ナオの方はといえば、慌てたようにもデレデレしたようにも見える、普段とは違う調子で。
慌ただしく彼女とおれたちを引き合わせ、手を繋いで去っていった。
なんとも、お似合いのカップルに見える。
へえ、あんた、そういう人だったんだ。
「はあ、行っちゃった、ねえ」
「かわいい子だったねえ」
「いやあ、なかなか、したたかと見た」
「そうねー、これ、結構な威嚇よね……」
ナオと彼女の後姿を見送って、ぼそぼそと感想が出てくる。
ホントにな。
新幹線のホームまでお出迎えとか、びっくりだ。
「ま、今が一番楽しい時らしいから、しょうがないか」
自分を一番に考えてねって感じの子だよね、と。
女性陣が肩をすくめて言う。
「これからナオさんに幹事頼みにくくなるかもですね」
「だねー」
「まっすんも新婚さんだしねー」
「ていうか、増田さんもうすぐパパさんですからね」
皆の声を聞きながら、おれは空を見上げる。
ホームの間、線路の上に、細く細く見える空。
どんよりと雲がおりてきていて、夜中だっていうのにうっすらグレイに見える。
降るのかな。
どうせ降るなら雨より雪の方がいいな。
どうせ降るならつながりでいうなら、今夜よりは来週のクリスマスイブの方がいいけどさ。
「生方くん、調子悪い?」
気遣い担当、といわれる女子が、おれの顔をのぞき込む。
「ああ、ごめん、ちょっと疲れたみたい。

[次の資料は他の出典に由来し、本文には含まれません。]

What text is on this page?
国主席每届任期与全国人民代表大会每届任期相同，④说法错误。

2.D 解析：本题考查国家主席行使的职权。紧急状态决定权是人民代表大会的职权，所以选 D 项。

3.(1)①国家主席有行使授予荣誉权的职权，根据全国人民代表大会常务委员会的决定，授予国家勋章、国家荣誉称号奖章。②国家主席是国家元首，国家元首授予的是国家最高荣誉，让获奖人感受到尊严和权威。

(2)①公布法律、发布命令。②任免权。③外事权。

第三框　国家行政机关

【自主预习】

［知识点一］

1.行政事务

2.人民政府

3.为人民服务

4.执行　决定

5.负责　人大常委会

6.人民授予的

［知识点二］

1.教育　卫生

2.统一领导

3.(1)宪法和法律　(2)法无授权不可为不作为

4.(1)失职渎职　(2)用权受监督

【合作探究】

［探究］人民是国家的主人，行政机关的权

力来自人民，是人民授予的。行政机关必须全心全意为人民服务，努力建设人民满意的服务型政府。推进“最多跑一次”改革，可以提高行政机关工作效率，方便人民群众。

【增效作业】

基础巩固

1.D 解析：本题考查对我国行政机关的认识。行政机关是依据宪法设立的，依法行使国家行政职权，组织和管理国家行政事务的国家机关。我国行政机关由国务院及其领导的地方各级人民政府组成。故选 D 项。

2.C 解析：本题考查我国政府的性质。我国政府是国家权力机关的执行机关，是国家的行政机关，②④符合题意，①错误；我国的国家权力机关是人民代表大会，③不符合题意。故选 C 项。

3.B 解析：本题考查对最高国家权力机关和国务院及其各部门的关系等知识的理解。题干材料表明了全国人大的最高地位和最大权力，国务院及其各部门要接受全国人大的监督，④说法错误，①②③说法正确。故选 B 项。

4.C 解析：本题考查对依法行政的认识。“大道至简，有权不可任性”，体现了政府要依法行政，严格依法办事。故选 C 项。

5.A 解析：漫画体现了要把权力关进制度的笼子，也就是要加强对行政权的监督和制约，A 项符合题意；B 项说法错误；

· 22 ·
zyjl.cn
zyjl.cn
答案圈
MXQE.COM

おれ、今夜はここで撤収するわ」
「また、岡田につきあって歩き回ったんだろ……断れよ、後で寝込むんだからさあ」
「やだな、寝込んだりしないって。それに、おれも行きたかったんだよ、復元集落」
皆でどこかに行くときに、ナオと少しだけ別行動させてもらうのは、いつものこと。
今回もナオが前乗りで旅行に行こうと言った時、何の疑問も持たずについて行った。
趣味兼仕事で、博物館や遺跡や城跡をとにかく歩き回る。
寝込むことはなくなったとはいえ、ナオとの小旅行の後、おれが体調を崩すのは毎度のことだった。
だってほら、旅先ってどうしても夜の方は激しくなっちゃうし。
でもせっかく行ったんだから、いろんなところも見たいし。
今夜の疲れは、それだけじゃないけど。
かけられた声にあいまいに笑って、おれは荷物を抱え直す。